**🚨 BREAKING: SOLICITOR GENERAL RULE 3.0 – AI ‘JUSTICE BOTS’ NOW ARGUE BEFORE SUPREME COURT**

🚨 BREAKING: SOLICITOR GENERAL RULE 3.0 – AI ‘JUSTICE BOTS’ NOW ARGUE BEFORE SUPREME COURT

In a landmark shift that has stunned the legal world, the U.S. Solicitor General’s office has just deployed a fully autonomous AI system—dubbed Themis—to argue a circuit-splitting case on digital privacy. For the first time in history, no human lawyer stood at the lectern.

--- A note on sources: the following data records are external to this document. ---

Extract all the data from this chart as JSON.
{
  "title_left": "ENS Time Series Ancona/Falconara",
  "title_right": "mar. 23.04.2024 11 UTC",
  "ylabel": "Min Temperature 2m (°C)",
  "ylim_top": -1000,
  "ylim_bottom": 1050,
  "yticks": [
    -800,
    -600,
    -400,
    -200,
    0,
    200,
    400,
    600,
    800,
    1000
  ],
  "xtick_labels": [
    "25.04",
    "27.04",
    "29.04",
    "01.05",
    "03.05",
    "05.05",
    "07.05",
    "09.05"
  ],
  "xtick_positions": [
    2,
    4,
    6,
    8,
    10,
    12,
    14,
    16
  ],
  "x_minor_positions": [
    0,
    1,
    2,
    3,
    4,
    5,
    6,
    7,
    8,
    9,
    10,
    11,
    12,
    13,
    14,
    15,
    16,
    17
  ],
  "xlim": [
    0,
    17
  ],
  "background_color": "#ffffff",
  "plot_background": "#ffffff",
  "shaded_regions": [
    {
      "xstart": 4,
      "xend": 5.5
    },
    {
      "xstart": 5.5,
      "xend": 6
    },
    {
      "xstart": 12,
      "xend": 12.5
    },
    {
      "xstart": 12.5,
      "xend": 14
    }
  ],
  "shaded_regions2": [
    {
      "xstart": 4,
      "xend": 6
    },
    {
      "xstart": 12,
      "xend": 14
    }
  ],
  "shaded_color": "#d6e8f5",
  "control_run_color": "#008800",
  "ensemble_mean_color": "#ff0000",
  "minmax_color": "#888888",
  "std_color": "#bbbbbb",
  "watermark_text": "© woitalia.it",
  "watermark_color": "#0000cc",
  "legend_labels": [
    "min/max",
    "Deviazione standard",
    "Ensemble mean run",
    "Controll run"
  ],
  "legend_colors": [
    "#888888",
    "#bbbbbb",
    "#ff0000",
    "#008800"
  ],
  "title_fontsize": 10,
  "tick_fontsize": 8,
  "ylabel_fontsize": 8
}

A leaked internal memo reveals that by 2028, the SG’s office will operate on a “Human-in-the-Loop-Lite” model, where junior attorneys only review citations, while the core constitutional reasoning is generated by a neural net trained on 200 years of oral arguments. Critics call it the end of the “Solicitor General mystique”—the tradition of the nation’s top litigator as a singular, elite voice. Supporters say it eliminates the 30% ideological variance between Republican and Democratic appointees.

The bigger impact? High schools now offer “Constitutional Prompt Engineering” as a required civics credit, and the SG’s Twitter account has been replaced by a real-time reasoning log, publishing the bot’s “chain-of-thought” on every case. The legal elite are panicking: the Harvard Law Review just published its first AI-written note. The stare decisis of the future? A server commit.